At just over 32 inches axle-to-axle, the Levitate is positioned to be a good option for someone looking for a do-everything bow. I wouldn’t be afraid to use it for 3-D shoots and it’s not so long that you couldn’t bring it into the tree stand. That’s assuming you can afford a tree stand after buying this thing and let’s be honest – if you’re shooting a Levitate you’re probably a tree saddle guy, anyway.
For a fast, lightweight and accurate bow, you’d be hard-pressed to find one better than the Levitate. John Dudley made the move to PSE in order to have the freedom and flexibility to put his stamp on the product line, and we certainly see that here.

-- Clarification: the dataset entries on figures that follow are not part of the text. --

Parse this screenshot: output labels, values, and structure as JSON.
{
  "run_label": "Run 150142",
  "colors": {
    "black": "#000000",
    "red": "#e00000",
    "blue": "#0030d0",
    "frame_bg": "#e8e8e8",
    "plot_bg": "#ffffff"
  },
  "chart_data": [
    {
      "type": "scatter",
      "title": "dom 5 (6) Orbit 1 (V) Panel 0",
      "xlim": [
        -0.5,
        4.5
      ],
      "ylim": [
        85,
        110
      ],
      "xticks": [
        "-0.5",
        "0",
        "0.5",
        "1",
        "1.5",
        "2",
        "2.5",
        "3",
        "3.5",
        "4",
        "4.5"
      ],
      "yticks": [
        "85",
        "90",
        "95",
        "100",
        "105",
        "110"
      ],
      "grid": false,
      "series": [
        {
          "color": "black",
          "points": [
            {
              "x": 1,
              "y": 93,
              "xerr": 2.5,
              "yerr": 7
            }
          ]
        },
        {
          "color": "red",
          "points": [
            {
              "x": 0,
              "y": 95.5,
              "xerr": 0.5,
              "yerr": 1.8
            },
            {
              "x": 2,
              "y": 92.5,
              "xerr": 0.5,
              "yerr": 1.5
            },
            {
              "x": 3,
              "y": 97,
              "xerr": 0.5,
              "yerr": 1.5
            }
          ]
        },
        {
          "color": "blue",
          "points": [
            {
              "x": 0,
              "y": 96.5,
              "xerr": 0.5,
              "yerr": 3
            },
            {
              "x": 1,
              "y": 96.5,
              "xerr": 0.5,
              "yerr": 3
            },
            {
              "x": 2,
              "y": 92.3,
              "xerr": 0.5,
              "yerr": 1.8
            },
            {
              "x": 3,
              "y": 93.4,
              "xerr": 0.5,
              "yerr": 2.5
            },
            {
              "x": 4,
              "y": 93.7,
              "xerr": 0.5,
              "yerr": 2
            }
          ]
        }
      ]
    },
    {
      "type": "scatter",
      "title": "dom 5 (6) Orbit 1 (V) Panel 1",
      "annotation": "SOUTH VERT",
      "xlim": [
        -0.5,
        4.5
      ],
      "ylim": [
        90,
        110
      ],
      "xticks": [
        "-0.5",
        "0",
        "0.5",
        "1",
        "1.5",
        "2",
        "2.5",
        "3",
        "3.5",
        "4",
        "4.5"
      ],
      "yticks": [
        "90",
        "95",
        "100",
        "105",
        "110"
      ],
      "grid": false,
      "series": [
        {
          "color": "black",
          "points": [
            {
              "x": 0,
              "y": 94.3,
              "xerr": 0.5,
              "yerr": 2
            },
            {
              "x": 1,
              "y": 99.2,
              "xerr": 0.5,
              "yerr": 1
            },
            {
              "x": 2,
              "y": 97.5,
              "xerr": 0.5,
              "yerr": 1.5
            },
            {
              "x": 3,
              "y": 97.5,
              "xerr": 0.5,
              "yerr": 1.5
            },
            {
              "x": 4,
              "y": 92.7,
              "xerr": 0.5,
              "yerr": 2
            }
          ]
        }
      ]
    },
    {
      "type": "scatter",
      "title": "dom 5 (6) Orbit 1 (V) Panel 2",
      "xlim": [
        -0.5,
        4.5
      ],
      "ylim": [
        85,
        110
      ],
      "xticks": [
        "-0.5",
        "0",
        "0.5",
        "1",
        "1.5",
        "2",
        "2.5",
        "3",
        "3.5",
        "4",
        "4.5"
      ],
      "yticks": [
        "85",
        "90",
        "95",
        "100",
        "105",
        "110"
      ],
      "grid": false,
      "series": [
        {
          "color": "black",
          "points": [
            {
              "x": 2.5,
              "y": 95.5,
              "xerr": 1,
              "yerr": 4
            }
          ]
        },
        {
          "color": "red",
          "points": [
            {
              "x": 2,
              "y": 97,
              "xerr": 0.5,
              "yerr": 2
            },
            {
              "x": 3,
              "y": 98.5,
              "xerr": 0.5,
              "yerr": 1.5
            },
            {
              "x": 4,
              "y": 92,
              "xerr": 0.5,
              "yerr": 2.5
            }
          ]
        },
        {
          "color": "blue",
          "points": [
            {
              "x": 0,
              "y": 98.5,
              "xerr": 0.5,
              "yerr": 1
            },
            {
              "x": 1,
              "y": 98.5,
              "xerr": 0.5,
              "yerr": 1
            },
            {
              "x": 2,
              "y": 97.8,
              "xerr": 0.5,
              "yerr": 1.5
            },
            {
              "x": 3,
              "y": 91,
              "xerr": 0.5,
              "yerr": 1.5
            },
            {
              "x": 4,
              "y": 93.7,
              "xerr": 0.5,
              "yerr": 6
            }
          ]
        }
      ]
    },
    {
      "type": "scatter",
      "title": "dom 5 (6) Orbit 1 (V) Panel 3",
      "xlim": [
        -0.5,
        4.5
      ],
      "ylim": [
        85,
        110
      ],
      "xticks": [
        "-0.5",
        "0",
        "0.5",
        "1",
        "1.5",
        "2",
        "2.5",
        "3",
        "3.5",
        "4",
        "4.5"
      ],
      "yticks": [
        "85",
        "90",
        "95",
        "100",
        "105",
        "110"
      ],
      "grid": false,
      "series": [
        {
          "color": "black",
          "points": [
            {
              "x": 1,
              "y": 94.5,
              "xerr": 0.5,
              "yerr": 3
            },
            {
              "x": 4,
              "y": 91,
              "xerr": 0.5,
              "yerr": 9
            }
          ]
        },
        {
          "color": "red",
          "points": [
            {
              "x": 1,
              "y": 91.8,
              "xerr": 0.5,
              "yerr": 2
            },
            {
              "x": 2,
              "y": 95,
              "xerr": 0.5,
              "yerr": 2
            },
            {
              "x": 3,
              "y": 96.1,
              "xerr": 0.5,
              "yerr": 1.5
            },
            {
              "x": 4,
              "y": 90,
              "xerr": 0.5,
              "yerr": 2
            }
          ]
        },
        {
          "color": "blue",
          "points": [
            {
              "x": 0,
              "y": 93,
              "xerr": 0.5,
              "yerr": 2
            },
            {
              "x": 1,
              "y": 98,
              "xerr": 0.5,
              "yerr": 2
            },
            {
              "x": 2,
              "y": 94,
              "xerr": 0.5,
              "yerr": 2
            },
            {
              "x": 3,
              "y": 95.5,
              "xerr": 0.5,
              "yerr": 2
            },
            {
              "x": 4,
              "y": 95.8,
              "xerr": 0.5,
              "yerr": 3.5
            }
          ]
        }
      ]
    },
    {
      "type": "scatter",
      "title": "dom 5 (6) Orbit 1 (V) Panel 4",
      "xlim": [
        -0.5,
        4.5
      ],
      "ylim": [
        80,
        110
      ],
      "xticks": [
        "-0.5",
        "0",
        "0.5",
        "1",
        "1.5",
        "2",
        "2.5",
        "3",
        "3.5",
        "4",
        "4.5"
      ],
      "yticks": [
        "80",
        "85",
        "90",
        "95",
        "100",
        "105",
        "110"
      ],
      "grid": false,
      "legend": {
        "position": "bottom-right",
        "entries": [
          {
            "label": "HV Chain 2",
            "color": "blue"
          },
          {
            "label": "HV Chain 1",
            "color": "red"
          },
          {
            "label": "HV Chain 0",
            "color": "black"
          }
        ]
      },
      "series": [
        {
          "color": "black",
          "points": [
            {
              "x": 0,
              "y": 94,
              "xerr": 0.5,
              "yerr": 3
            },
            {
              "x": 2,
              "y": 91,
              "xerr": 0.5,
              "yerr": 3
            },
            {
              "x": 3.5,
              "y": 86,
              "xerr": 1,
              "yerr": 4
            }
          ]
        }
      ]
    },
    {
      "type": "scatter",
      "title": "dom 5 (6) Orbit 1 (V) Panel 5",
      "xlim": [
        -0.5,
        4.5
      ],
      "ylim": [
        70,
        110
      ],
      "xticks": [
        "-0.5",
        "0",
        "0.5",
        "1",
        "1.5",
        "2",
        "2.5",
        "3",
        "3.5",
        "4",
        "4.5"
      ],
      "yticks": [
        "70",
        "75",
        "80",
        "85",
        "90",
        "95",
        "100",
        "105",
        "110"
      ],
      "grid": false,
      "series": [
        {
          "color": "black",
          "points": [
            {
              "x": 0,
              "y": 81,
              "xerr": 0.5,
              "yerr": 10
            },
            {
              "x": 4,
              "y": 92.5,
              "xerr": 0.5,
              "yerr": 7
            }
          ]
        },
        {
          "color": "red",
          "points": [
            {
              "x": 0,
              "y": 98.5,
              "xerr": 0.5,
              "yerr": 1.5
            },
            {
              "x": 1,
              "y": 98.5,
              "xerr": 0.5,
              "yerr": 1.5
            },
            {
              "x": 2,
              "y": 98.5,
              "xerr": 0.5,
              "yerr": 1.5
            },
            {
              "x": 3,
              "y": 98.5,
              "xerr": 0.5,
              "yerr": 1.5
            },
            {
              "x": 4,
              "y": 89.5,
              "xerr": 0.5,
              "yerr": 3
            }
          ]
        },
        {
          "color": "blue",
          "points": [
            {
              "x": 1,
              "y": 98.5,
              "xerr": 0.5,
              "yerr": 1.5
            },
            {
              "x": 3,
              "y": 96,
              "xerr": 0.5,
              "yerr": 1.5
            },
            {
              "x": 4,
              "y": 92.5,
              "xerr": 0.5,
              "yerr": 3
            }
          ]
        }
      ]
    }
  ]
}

The prevailing question remains, “Is this bow worth $1900?” It’s a free market and the Levitate is worth what folks are willing to pay for it. Dudley and PSE have priced a lot of people out of this bow, and they did it on purpose. They went for premium, and premium it is.
If you have the jingle in your pocket, you can do a lot worse than this. At the very least, I’d recommend giving it a test if there’s one available at a nearby pro shop. I’d expect PSE to unveil a slightly less expensive, non-Dudley version of a Dead Frequency Carbon bow at the upcoming ATA show (provided it doesn’t get cancelled), but we’ll have to see what that final product (and its pricing) looks like.
Are there quieter bows? Yes. Are there bows with a smoother draw cycle? Yes. Are there bows with more tunability? Yes. But, there isn’t a bow lighter than the Levitate with nearly as much performance.
My advice: Buy the Levitate if you like it, but don’t buy it simply for the branding.